昨年度までに行ったシーケンスによる8種類の肝がん細胞株についてベータカテニンの遺伝子異常については以下の通りである。ベータカテニンmut:HepG2, Hep3B, PLC/PRF/5, HLEベータカテニンWT: Huh7, SH-Hep1CDH1を強制発現させるために現在まで以下の実験を遂行している。すなわちCDH1の転写領域全長（2,807bp）をpCDH-EF1-T2A-Puro（レンチウィルスベクター）にサブクローニングした。さらに上記のベータカテニンmut の各細胞株にトランスフェクションすることによりE-カドヘリンの発現を誘導し、48時間後に免疫染色によりE-カドヘリンの細胞膜への局在でトランスフェクションの効率については判定した。CDH1発現によるベータカテニンの核への移行の影響についても、免疫染色によりトランスフェクション前後の細胞株を比較検討を行い、高い高率でトランスフェクションが行われていることを確認した。CTNNB1 mut過剰発現についてもベータカテニンmutを有する細胞株HepG2よりCTNNB1の全長（3,488bp）をサブクローニングした後、トランスフェクションは上記の方法でベータカテニンWT細胞株に行った。さらにこれらのDNA導入した細胞株についてsiRNAによりCDH1をノックダウンすることによりカテニンの核への移行を確認する予定である。上記で作成した肝がん細胞について、今年度中にRNAシーケンスによりWNT下流遺伝子の発現レベルの 化、WNTパスウェイの活性化を確認する予定である。さらに、上記で作成した細胞株についてそれぞれカドヘリン発現の有無で細胞 殖能、細胞遊走能、細胞浸潤能などを比較し、肝がん細胞の 性化について比較検討する予定である。

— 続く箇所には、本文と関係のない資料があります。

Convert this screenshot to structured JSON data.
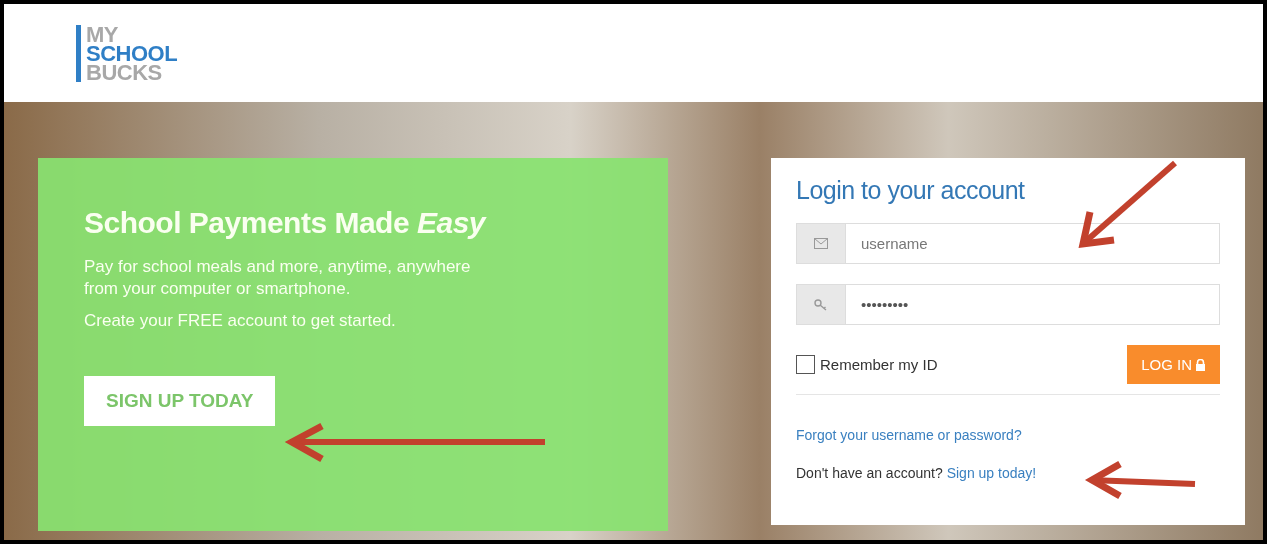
{
  "logo": {
    "lines": [
      "MY",
      "SCHOOL",
      "BUCKS"
    ]
  },
  "hero": {
    "headline": "School Payments Made *Easy*",
    "paragraphs": [
      "Pay for school meals and more, anytime, anywhere from your computer or smartphone.",
      "Create your FREE account to get started."
    ],
    "cta": "SIGN UP TODAY"
  },
  "login": {
    "title": "Login to your account",
    "username": {
      "placeholder": "username"
    },
    "password": {
      "value": "•••••••••"
    },
    "remember": {
      "label": "Remember my ID",
      "checked": false
    },
    "submit": "LOG IN",
    "forgot_link": "Forgot your username or password?",
    "signup_prompt": "Don't have an account?",
    "signup_link": "Sign up today!"
  }
}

根据截至去年的测序结果，8种肝癌细胞系中β-连环蛋白的遗传异常如下。迄今为止，我们已经进行了以下实验来强制表达β-连环蛋白突变：HepG2、Hep3B、PLC/PRF/5、HLE β-连环蛋白WT：Huh7、SH-Hep1CDH1。即，将CDH1的全长转录区（2,807bp）亚克隆到pCDH-EF1-T2A-Puro（慢病毒载体）中。此外，通过用上述β-连环蛋白突变体转染每个细胞系来诱导E-钙粘蛋白的表达，48小时后，通过免疫染色基于E-钙粘蛋白在细胞膜上的定位来确定转染效率。关于CDH1表达对β-catenin转位至细胞核的影响，我们使用免疫染色比较了转染前后的细胞系，并证实转染发生率很高。关于CTNNB1 mut过表达，从具有β-连环蛋白突变的细胞系HepG2中亚克隆全长CTNNB1（3,488 bp），然后使用上述方法转染到β-连环蛋白WT细胞系中。此外，我们计划通过在已引入这些 DNA 的细胞系中使用 siRNA 敲低 CDH1 来确认连环蛋白易位至细胞核。我们计划在本财年利用上述创建的肝癌细胞，利用RNA测序来确认WNT下游基因的表达水平以及WNT通路的激活。此外，我们计划根据钙粘蛋白表达的存在与否来比较上述创建的细胞系的细胞增殖、迁移和侵袭能力，并对肝癌细胞的性化进行比较研究。